The Kaths even had time to win Supreme Champion dairy female at the Sydney Royal this year with their Jersey cow  Kathleigh Gun Grace.

As sharefarmers, Cassandra Kath says it is always hard work settling responsibilities, profits and upgrades with owners, but is happy she has a good relationship with her absentee owner at “Larweena Park” and recently had a video conference with the owner to sort out issues.

The Kaths recently won a $10,000 grant from the company they supply to, Lion Dairy and Foods (Dairy Farmers). Just 10 Australian dairy farms won a Lion Dairy Pride Landcare Grant. The grant is helping the Kaths install a glycol chiller so they can pre-cool their milk before it enters the larger vat, saving on energy costs. They will also start revegetating the 445 hectares of “Larweena Park”. 

The Kaths' dairy herd finish off the last of a lucerne paddock before moving to a new paddock, near the banks of the Lachlan River.

The Kaths' dairy herd finish off the last of a lucerne paddock before moving to a new paddock, near the banks of the Lachlan River.

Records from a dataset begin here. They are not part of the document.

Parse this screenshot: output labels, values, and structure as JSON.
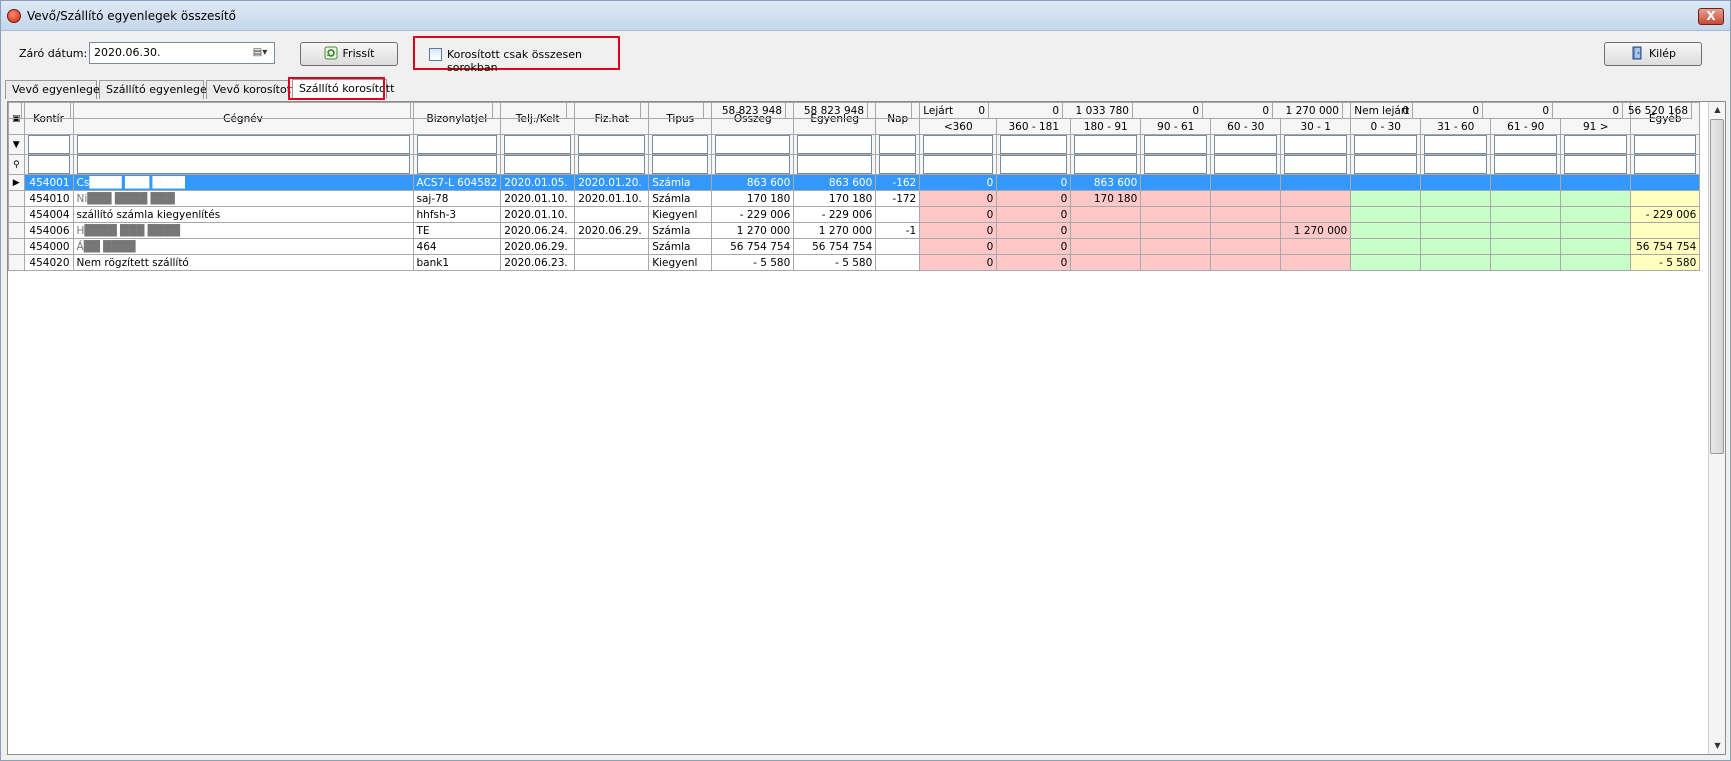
{
  "window": {
    "title": "Vevő/Szállító egyenlegek összesítő",
    "close_label": "X"
  },
  "toolbar": {
    "date_label": "Záró dátum:",
    "date_value": "2020.06.30.",
    "refresh_label": "Frissít",
    "checkbox_label": "Korosított csak összesen sorokban",
    "exit_label": "Kilép"
  },
  "tabs": [
    {
      "label": "Vevő egyenlegek"
    },
    {
      "label": "Szállító egyenlegek"
    },
    {
      "label": "Vevő korosított"
    },
    {
      "label": "Szállító korosított",
      "active": true
    }
  ],
  "grid": {
    "headers": {
      "kontir": "Kontír",
      "cegnev": "Cégnév",
      "bizonylatjel": "Bizonylatjel",
      "telj": "Telj./Kelt",
      "fizhat": "Fiz.hat",
      "tipus": "Tipus",
      "osszeg": "Összeg",
      "egyenleg": "Egyenleg",
      "nap": "Nap",
      "lejart": "Lejárt",
      "nemlejart": "Nem lejárt",
      "egyeb": "Egyéb",
      "l1": "<360",
      "l2": "360 - 181",
      "l3": "180 - 91",
      "l4": "90 - 61",
      "l5": "60 - 30",
      "l6": "30 - 1",
      "n1": "0 - 30",
      "n2": "31 - 60",
      "n3": "61 - 90",
      "n4": "91 >"
    },
    "rows": [
      [
        "454001",
        "Cs████ ███ ████",
        "ACS7-L 604582",
        "2020.01.05.",
        "2020.01.20.",
        "Számla",
        "863 600",
        "863 600",
        "-162",
        "0",
        "0",
        "863 600",
        "",
        "",
        "",
        "",
        "",
        "",
        "",
        ""
      ],
      [
        "454010",
        "Ni███ ████ ███",
        "saj-78",
        "2020.01.10.",
        "2020.01.10.",
        "Számla",
        "170 180",
        "170 180",
        "-172",
        "0",
        "0",
        "170 180",
        "",
        "",
        "",
        "",
        "",
        "",
        "",
        ""
      ],
      [
        "454004",
        "szállító számla kiegyenlítés",
        "hhfsh-3",
        "2020.01.10.",
        "",
        "Kiegyenl",
        "- 229 006",
        "- 229 006",
        "",
        "0",
        "0",
        "",
        "",
        "",
        "",
        "",
        "",
        "",
        "",
        "- 229 006"
      ],
      [
        "454006",
        "H████ ███ ████",
        "TE",
        "2020.06.24.",
        "2020.06.29.",
        "Számla",
        "1 270 000",
        "1 270 000",
        "-1",
        "0",
        "0",
        "",
        "",
        "",
        "1 270 000",
        "",
        "",
        "",
        "",
        ""
      ],
      [
        "454000",
        "Á██ ████",
        "464",
        "2020.06.29.",
        "",
        "Számla",
        "56 754 754",
        "56 754 754",
        "",
        "0",
        "0",
        "",
        "",
        "",
        "",
        "",
        "",
        "",
        "",
        "56 754 754"
      ],
      [
        "454020",
        "Nem rögzített szállító",
        "bank1",
        "2020.06.23.",
        "",
        "Kiegyenl",
        "- 5 580",
        "- 5 580",
        "",
        "0",
        "0",
        "",
        "",
        "",
        "",
        "",
        "",
        "",
        "",
        "- 5 580"
      ]
    ],
    "totals": [
      "58 823 948",
      "58 823 948",
      "",
      "0",
      "0",
      "1 033 780",
      "0",
      "0",
      "1 270 000",
      "0",
      "0",
      "0",
      "0",
      "56 520 168"
    ]
  }
}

But Mrs Kath says there are many positives for dairying in the central-west at the moment, with access to good groundwater and the seasons favour good cropping in winter for ryegrass and winter cereals. “We have good soil types, clay loam over flat country and good access to land and water. We have the Lachlan River Scheme and we have quite good underground resources for water. When we were leaving Narromine  we tossed up whether we would head to Victoria but decided the central-west had the best future for us. We really liked the central-west.” That was despite electricity  costs and farm prices being higher than in Victoria.

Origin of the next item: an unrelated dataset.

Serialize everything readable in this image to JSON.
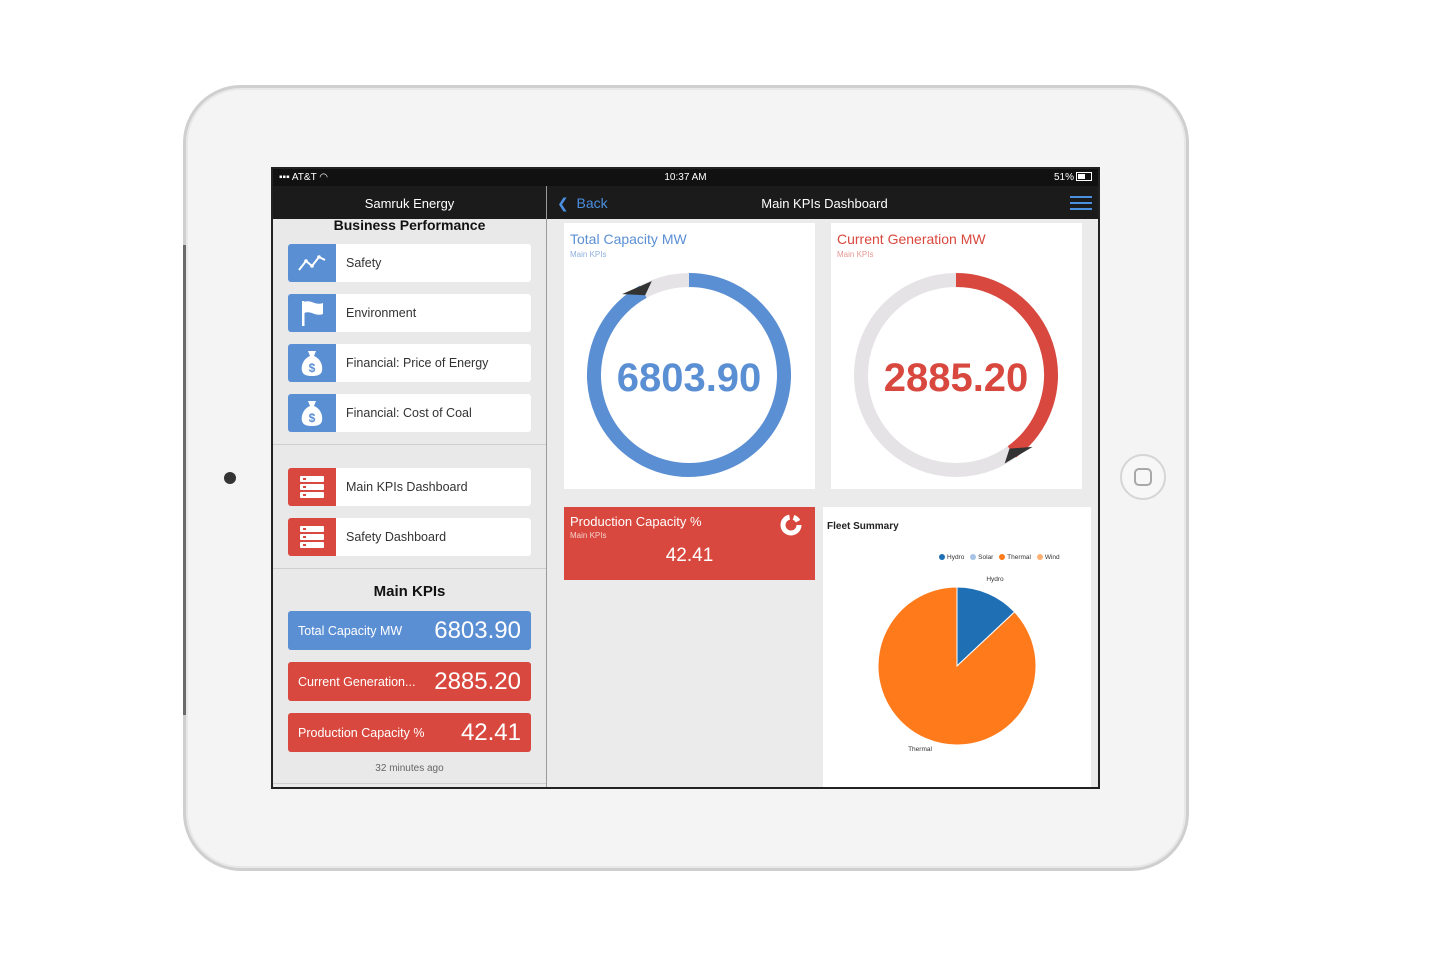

Cassandra Kath has got to know her herd very well having travelled on the road together for so long. The farm operation has just won a Lion Dairy Landcare grant.

Cassandra Kath has got to know her herd very well having travelled on the road together for so long. The farm operation has just won a Lion Dairy Landcare grant.

Not far away from the Kaths is the huge Moxey farms dairy, which runs over 5000 dairy cows, one of the biggest dairy farms in the southern hemisphere, employing more than 200 people.

At the Kaths’, the workforce is just five with Cassandra running the dairy, herd and administration, and her husband Andrew, “Mr Fixit”, doing the farming and irrigating, with a part-time worker and a casual to help with the dairy and full-timer on cow feeding and paddock work.  A number of dairy farms are dotted now in the central-west at Cowra, Dubbo, and Forbes.

She hopes to build up the herd to 600 cows. “There is a lot of potential to keep growing.” At some stage they will have to decide if they will sell their Toowoomba property, which they kept and perhaps invest in where they are. She sees some light around the corner for dairying. “The whisper is things might get better,” she said. At the moment  they are getting about 50-52  cents a litre for milk. “We work hard to put a good product on the tables for all Australians and we just need a bit more incentive price wise to make sure we can keep investing, make our places ecologically sustainable and competitive. Dairy farmers love what they do.” Unlike many agricultural businesses they have constant cashflow, with milk sold everyday.

The Kaths’ confidence in their industry comes as many processors prepare to finalise milk contracts by July. Already there is some positive news with Bulla saying it will pay $6 a kilo for solids. The impact of a tight market in New Zealand, the culling of 150,000 dairy cows there, the drought in many areas of eastern Australia, will also put pressure on supplies. There may be some positives with Saputo’s purchase of Murray-Goulburn.

Dairy Connect chief executive Shaughn Morgan said many dairyfarmers were struggling with drought and low milk prices and there were huge issues to overcome, including getting a mandatory national dairy code in place, and providing better contracts between suppliers and processors. Dairyfarmers were still leaving the industry by the day. In NSW alone there were 698 dairyfarmers in 2016-2017. Mr Morgan expected that to fall dramatically to about 600 in 2017-2018.